Dolayısıyla mesela CHP’nin en büyük handikaplarından bir tanesi, bir elinin sürekli askeriyenin içinde olması, ordunun içinde. Demokrasinin sanki bir şeyi gibi görmesi… Evet, Türkiye’de Osmanlı’nın yıkılma dönemlerinde askerlerin büyük etkisi var. İttihatçıların diyeyim. Çünkü hepsi asker kökenli nereden bakarsanız.700 yüzyıllık bir imparatorluğu yıkarken bir askerle yapmış bunu. O zaman hep şu kalmış bunlarda, asker demokrasinin sanki koruyucusu gibi. Hayır, öyle değil. Hiçbir şekilde bu askeri yapıya, “kardeşim sen ülkeyi korumakla görevlisin, senin sınırların bu!” diye, bunlara bunu anlatamamışlar. Hep bir eli askerin içinde kalmış. Tabi bu da zaman içinde… Mesela ben çok çok uzun yıllar önce, benim en son bu yapıya oy verdiğim dönem Ecevit dönemi idi. Hani Ecevit için dağlara taşlara “Kara Oğlan” yazıldığı dönemlerde. Bir de 12 Eylül cehenneminden sonra SHP’ye oy verdim. Başka vereceğimiz bir şey yoktu ve SHP de o çıkışı itibariyle bayağı iyi gelmişti bana o dönem. Ama sonra… Mesela dün akşam bir tartışma programında birisi izlerken Ahmet Hakan’ın programıydı. Keşke bu SHP’yi bozmasaydılar dedi. Yani CHP, ANAP’lılar nasıl kapattılar bir yere, erittiler partiyi. Keşke hiç açmasalardı gerçekten. Çünkü orada gerçekten sosyal demokrat bir damar vardı.
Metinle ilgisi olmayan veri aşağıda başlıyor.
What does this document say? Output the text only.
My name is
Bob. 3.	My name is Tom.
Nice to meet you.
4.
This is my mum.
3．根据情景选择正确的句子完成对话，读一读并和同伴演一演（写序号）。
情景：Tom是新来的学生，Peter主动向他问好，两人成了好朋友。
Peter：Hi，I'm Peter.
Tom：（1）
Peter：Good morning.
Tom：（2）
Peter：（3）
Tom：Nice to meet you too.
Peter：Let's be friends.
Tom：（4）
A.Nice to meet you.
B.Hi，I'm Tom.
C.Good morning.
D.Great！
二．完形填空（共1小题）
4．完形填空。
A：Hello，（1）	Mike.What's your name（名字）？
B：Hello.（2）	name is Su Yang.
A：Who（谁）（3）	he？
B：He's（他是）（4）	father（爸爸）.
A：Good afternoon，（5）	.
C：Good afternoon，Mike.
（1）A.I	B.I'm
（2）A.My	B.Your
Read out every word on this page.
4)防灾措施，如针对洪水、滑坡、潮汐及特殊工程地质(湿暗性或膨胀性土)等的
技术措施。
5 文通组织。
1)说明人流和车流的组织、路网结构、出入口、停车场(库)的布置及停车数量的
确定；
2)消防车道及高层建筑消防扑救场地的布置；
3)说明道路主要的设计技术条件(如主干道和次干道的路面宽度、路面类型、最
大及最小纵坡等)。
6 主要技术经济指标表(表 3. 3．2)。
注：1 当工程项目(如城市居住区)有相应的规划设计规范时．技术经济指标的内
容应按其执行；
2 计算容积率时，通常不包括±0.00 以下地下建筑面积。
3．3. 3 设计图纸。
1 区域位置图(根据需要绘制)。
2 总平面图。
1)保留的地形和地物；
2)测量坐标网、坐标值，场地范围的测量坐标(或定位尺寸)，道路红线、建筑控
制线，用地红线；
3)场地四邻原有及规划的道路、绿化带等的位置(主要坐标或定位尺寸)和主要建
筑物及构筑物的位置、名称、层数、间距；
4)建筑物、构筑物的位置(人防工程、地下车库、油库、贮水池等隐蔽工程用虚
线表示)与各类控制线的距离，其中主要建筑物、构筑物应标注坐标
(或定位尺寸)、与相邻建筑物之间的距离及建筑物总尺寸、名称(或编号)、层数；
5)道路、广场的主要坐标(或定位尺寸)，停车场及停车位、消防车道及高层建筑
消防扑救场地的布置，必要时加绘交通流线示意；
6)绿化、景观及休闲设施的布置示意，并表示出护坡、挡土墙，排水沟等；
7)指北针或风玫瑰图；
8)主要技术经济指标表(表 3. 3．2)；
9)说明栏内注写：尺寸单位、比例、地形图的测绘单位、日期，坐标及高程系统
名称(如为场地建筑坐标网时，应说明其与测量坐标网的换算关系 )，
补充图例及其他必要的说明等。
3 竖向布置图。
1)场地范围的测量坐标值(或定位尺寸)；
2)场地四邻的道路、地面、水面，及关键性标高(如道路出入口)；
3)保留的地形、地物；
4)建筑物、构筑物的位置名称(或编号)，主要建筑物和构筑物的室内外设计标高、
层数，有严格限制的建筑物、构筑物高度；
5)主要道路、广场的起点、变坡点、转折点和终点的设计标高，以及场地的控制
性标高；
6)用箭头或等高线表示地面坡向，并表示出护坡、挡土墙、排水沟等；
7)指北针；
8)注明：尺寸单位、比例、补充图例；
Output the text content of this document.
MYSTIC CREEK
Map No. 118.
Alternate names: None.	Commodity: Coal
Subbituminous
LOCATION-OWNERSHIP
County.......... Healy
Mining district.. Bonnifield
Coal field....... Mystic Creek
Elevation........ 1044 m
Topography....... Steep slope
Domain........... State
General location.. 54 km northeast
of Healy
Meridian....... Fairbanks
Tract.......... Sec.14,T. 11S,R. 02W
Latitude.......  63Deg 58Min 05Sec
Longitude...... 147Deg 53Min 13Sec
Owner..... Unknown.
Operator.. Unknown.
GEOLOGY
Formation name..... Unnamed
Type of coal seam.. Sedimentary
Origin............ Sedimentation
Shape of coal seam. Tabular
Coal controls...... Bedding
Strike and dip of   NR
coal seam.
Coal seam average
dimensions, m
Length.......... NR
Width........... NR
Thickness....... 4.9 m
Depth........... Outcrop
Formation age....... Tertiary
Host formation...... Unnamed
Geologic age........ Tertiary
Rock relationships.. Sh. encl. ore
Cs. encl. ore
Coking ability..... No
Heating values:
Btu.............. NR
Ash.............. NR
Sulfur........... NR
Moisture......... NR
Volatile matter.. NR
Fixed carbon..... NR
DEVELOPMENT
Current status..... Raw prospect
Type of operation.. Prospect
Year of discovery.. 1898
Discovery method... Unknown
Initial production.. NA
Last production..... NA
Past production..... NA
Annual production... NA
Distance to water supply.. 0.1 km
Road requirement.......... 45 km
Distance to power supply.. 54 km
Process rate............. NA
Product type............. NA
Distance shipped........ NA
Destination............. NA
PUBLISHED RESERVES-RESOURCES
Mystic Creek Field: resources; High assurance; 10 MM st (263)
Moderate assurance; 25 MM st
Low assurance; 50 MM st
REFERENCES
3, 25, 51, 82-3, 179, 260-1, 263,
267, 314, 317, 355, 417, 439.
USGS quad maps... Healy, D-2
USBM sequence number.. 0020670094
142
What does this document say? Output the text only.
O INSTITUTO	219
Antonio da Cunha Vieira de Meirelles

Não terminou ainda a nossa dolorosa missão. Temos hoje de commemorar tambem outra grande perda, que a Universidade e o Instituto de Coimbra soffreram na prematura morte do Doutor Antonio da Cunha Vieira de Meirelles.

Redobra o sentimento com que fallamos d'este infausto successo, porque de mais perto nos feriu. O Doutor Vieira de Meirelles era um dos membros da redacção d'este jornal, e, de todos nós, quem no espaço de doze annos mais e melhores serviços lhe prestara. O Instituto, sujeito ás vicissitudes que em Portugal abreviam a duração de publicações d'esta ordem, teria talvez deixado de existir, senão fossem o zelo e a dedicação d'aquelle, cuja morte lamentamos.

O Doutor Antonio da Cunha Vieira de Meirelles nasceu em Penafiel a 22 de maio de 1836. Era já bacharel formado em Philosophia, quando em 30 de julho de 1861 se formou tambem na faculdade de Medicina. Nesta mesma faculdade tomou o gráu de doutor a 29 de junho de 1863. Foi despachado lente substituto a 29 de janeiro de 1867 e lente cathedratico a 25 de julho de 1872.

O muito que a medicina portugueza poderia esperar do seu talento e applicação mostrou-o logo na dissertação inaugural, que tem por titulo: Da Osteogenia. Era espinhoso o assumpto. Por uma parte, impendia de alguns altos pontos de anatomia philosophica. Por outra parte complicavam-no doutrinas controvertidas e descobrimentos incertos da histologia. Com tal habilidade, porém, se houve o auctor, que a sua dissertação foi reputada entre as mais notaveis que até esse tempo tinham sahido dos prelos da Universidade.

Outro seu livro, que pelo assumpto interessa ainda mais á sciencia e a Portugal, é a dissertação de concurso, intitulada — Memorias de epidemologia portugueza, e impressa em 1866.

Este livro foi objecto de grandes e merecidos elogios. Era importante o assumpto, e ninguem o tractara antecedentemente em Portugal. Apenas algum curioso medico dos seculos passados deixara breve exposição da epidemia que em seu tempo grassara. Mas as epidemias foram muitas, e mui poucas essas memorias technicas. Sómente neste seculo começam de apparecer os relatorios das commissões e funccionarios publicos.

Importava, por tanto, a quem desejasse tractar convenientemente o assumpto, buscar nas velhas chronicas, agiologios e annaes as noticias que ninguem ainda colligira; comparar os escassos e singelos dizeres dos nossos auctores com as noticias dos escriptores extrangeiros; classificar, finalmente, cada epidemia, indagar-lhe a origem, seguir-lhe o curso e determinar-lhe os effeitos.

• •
-Yani ilk defa halkla buluşmaya yönelik bir partiydi.
-Tabi, tabi ilk defa orada halkla buluştular. İçinde yeni politikacılar vardı. Ne bileyim Almanya’da Sosyal Demokratların içinde yetişip gelmiş, orada öğrendiği bildiği şeyleri buraya entegre etmeye çalışan insanlar vardı. Dolayısıyla hayır yine biz başa dönelim filan. Yani bu olmadı işte gördüğünüz gibi…
-Peki, ben şunu soracağım, AKP’nin niye bu kadar oy aldığına nispetle, Türkiye’de Cumhuriyeti kuran kadrolar, rejim-CHP aynı kadro içerisinde çıkan sol hareketlerin halkla -hem halkçıyız diyorlar bu mânâda- barışmasını niçin doksanlara kadar, hatta CHP babında 2000’lere kadar sürdü?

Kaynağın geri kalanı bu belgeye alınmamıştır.